As the German government has repeatedly pointed out, the current framework of treaties linking European states into a union does not allow for any single member state’s finances to be allocated or used without that state’s consent. As such, the Single Resolution Mechanism would have no legal foundation upon which to administer the authority proposed for it.
Addressing Germany’s concern, Barnier insisted to Bloomberg that “the text states explicitly that the resolution board would not, in any scenario, be allowed to commit a member state’s public money without its agreement ... The German legal point is linked in particular to the question of fiscal sovereignty, and we are going to solve it,” he reassured.
For a plan whose purpose is to stabilize Europe’s economies, take the turbulence out of its investment climate, and instil confidence in its banking systems, the Single Resolution Mechanism has managed to stir up more division than there ever was.
And that division extends clear across to the other end of the spectrum, too. While Germany and others want the plan to be less imposing, Italy insists it should be more.
Governing Council member and governor of the Bank of Italy, Ignazio Visco, expressed his concern to Bloomberg that the plan as is “won’t break the vicious circle between the conditions of sovereign debtors and those of the banks and eliminate the national fragmentation of financial markets.” In essence, it won’t stop the bickering unless it is firmer and has more bite.
Visco is right about one thing at least, there is no end to the bickering, which the Single Resolution Mechanisms has excited all the more.

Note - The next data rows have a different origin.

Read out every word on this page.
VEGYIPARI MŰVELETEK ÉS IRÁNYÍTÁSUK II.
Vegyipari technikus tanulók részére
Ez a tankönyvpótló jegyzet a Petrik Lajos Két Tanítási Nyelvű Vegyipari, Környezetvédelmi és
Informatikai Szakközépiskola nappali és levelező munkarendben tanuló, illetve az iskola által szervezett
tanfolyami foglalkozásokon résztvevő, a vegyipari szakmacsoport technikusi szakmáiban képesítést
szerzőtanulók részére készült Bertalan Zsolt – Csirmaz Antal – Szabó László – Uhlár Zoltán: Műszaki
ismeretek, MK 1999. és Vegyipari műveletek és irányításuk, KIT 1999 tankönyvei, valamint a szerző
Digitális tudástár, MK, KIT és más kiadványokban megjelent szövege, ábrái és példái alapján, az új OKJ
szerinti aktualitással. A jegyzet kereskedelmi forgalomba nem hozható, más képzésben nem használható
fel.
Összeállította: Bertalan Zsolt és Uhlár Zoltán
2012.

Europe is going through a major shift. It used to be so much simpler for the continent when all it had was the simpler European Economic Community, just a larger version of the U.S.-Mexico-Canada free-trade agreement.
But when its hand shakes were replaced by embraces as the EEC evolved into the E.U., the ensemble grew cosier and more intimate. Now they are bordering on crossing into another frontier – that of fiscal union. And what will comes after that? Political union, akin to America’s federation of states?

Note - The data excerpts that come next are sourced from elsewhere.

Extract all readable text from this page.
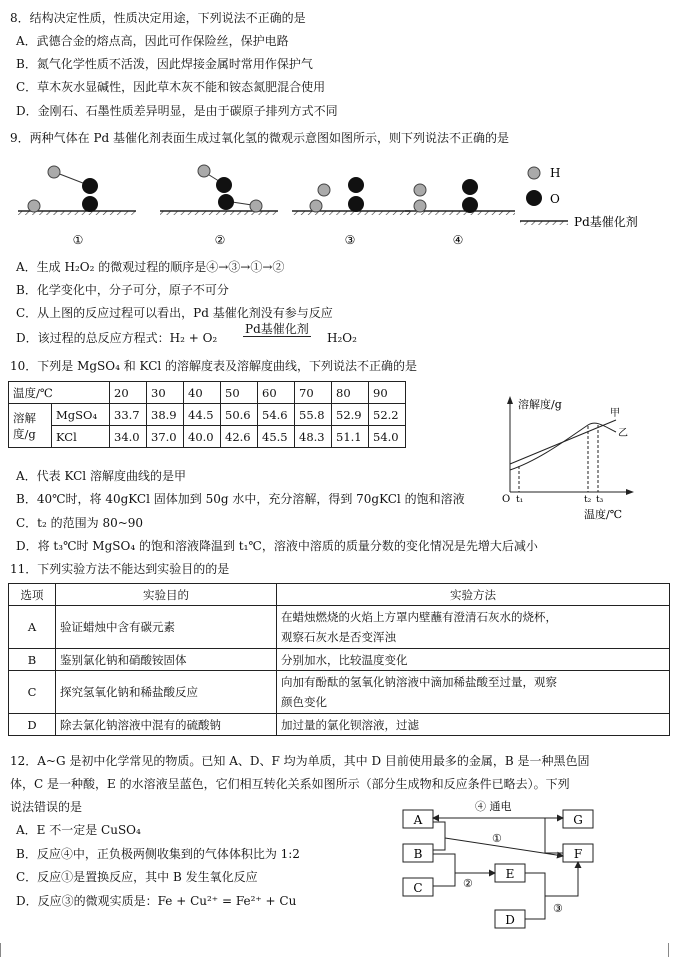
8．结构决定性质，性质决定用途，下列说法不正确的是
A．武德合金的熔点高，因此可作保险丝，保护电路
B．氮气化学性质不活泼，因此焊接金属时常用作保护气
C．草木灰水显碱性，因此草木灰不能和铵态氮肥混合使用
D．金刚石、石墨性质差异明显，是由于碳原子排列方式不同
9．两种气体在 Pd 基催化剂表面生成过氧化氢的微观示意图如图所示，则下列说法不正确的是
①	②	③	④
H
O
Pd基催化剂
A．生成 H₂O₂ 的微观过程的顺序是④→③→①→②
B．化学变化中，分子可分，原子不可分
C．从上图的反应过程可以看出，Pd 基催化剂没有参与反应
D．该过程的总反应方程式：H₂ + O₂
Pd基催化剂
H₂O₂
10．下列是 MgSO₄ 和 KCl 的溶解度表及溶解度曲线，下列说法不正确的是
温度/℃		20	30	40	50	60	70	80	90
溶解度/g	MgSO₄	33.7	38.9	44.5	50.6	54.6	55.8	52.9	52.2
	KCl	34.0	37.0	40.0	42.6	45.5	48.3	51.1	54.0
溶解度/g
甲
乙
O t₁	t₂ t₃
温度/℃
A．代表 KCl 溶解度曲线的是甲
B．40℃时，将 40gKCl 固体加到 50g 水中，充分溶解，得到 70gKCl 的饱和溶液
C．t₂ 的范围为 80~90
D．将 t₃℃时 MgSO₄ 的饱和溶液降温到 t₁℃，溶液中溶质的质量分数的变化情况是先增大后减小
11．下列实验方法不能达到实验目的的是
选项	实验目的	实验方法
A	验证蜡烛中含有碳元素	在蜡烛燃烧的火焰上方罩内壁蘸有澄清石灰水的烧杯，
观察石灰水是否变浑浊

B	鉴别氯化钠和硝酸铵固体	分别加水，比较温度变化
C	探究氢氧化钠和稀盐酸反应	向加有酚酞的氢氧化钠溶液中滴加稀盐酸至过量，观察
颜色变化

D	除去氯化钠溶液中混有的硫酸钠	加过量的氯化钡溶液，过滤
12．A~G 是初中化学常见的物质。已知 A、D、F 均为单质，其中 D 目前使用最多的金属，B 是一种黑色固
体，C 是一种酸，E 的水溶液呈蓝色，它们相互转化关系如图所示（部分生成物和反应条件已略去）。下列
说法错误的是
A．E 不一定是 CuSO₄
B．反应④中，正负极两侧收集到的气体体积比为 1:2
C．反应①是置换反应，其中 B 发生氧化反应
D．反应③的微观实质是：Fe + Cu²⁺ = Fe²⁺ + Cu
A	G
B	F
C
E
D
④ 通电
①
②
③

Despite the growing pains and turbulence as the governments of Europe continually tweak and improve their union, there are still solid companies and industries to invest in. As long as investors are aware of the increased risks.
Europe’s banking systems need to be evaluated on a case by case basis; not all are strong, yet not all are weak. Bond investing in Europe must also be considered on a country-basis, as yields will range from 2 or 3% in Germany to the low teens in Greece. And regions must similarly be scrutinized for their investment climate one by one.
Europe’s investments as much as its politics make for an uneven landscape that should be traversed carefully.